The global survey, conducted from June 3 to 17, quizzed healthcare specialists, doctors, scientists, virologists, epidemiologists and professors. Of those who stepped forward to predict, over 85% of the respondents, or 21 of 24, said the next wave will hit by October, including three who forecast it as early as August and 12 in September. The remaining three placed the third attack between November and February.
But over 70% of the experts, or 24 of 34, said any new outbreak would be better controlled compared with the current one, which has been far more devastating — with a shortage of vaccines, medicines, medical oxygen and hospital beds — than the ‘smaller’ first surge last year.
“It will be more controlled, as cases will be much less because more vaccinations will have been rolled out and there would be some degree of natural immunity from the second wave,” said Dr Randeep Guleria, Director at the All India Institute Of Medical Sciences (AIIMS) in New Delhi.

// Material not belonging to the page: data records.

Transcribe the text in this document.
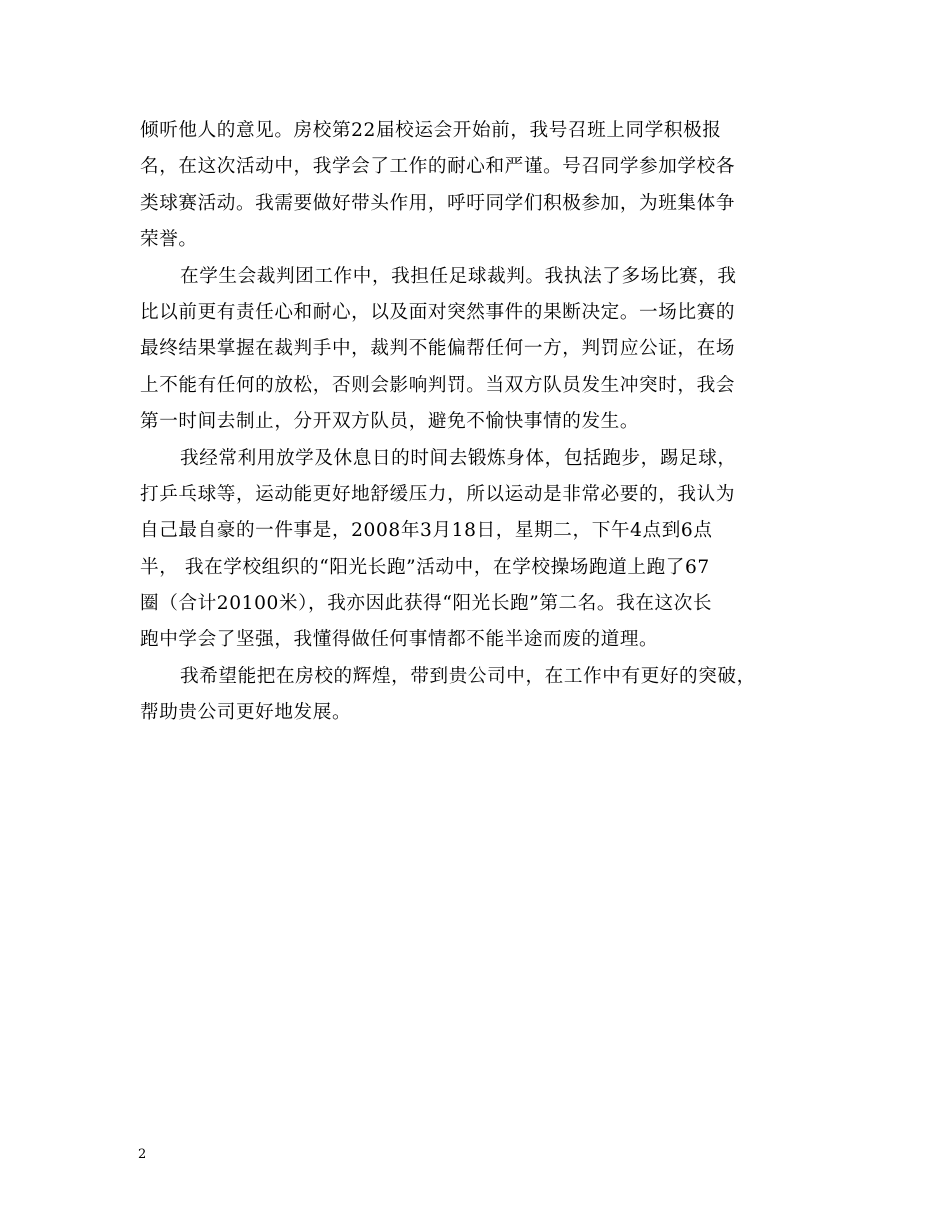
倾听他人的意见。房校第22届校运会开始前，我号召班上同学积极报
名，在这次活动中，我学会了工作的耐心和严谨。号召同学参加学校各
类球赛活动。我需要做好带头作用，呼吁同学们积极参加，为班集体争
荣誉。
在学生会裁判团工作中，我担任足球裁判。我执法了多场比赛，我
比以前更有责任心和耐心，以及面对突然事件的果断决定。一场比赛的
最终结果掌握在裁判手中，裁判不能偏帮任何一方，判罚应公证，在场
上不能有任何的放松，否则会影响判罚。当双方队员发生冲突时，我会
第一时间去制止，分开双方队员，避免不愉快事情的发生。
我经常利用放学及休息日的时间去锻炼身体，包括跑步，踢足球，
打乒乓球等，运动能更好地舒缓压力，所以运动是非常必要的，我认为
自己最自豪的一件事是，2008年3月18日，星期二，下午4点到6点
半， 我在学校组织的“阳光长跑”活动中，在学校操场跑道上跑了67
圈（合计20100米），我亦因此获得“阳光长跑”第二名。我在这次长
跑中学会了坚强，我懂得做任何事情都不能半途而废的道理。
我希望能把在房校的辉煌，带到贵公司中，在工作中有更好的突破，
帮助贵公司更好地发展。
2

India has fully vaccinated about 5% of its estimated 95 crore eligible population. While a majority of healthcare experts predicted the vaccination drive would pick up significantly this year, they cautioned against an early removal of restrictions, as some states have done.
When asked if children and those under 18 years would be most at risk in a potential third wave, nearly two-thirds of experts, or 26 of 40, said yes.
“The reason being they are a completely virgin population in terms of vaccination because currently there is no vaccine available for them,” said Dr Pradeep Banandur, head of the epidemiology department at the National Institute of Mental Health and Neurosciences (NIMHANS).
Experts warn the situation could become severe.
“If children get infected in large numbers and we are not prepared, there is nothing you can do at the last minute,” said Dr Devi Shetty of Narayana Health, who is also an advisor to the Karnataka government on pandemic response planning. “It will be a whole different problem as the country has very, very few paediatric intensive care unit beds, and that is going to be a disaster.”
But 14 experts in the survey said children were not at risk.
While 25 of 38 respondents said future coronavirus variants would not make existing vaccines ineffective, in response to a separate question, 30 of 41 experts said the coronavirus will remain a public health threat in India for at least a year.
Eleven experts said the threat would remain for under a year, 15 said for under two years, while 13 said over two years and two said the risks will never go away.
“COVID is a solvable problem, as obviously it was easy to get a solvable vaccine. In two years, India likely will develop herd immunity through vaccine and exposure to the disease,” said Robert Gallo, director of the Institute of Human Virology at the University of Maryland, and international scientific advisor, Global Virus Network.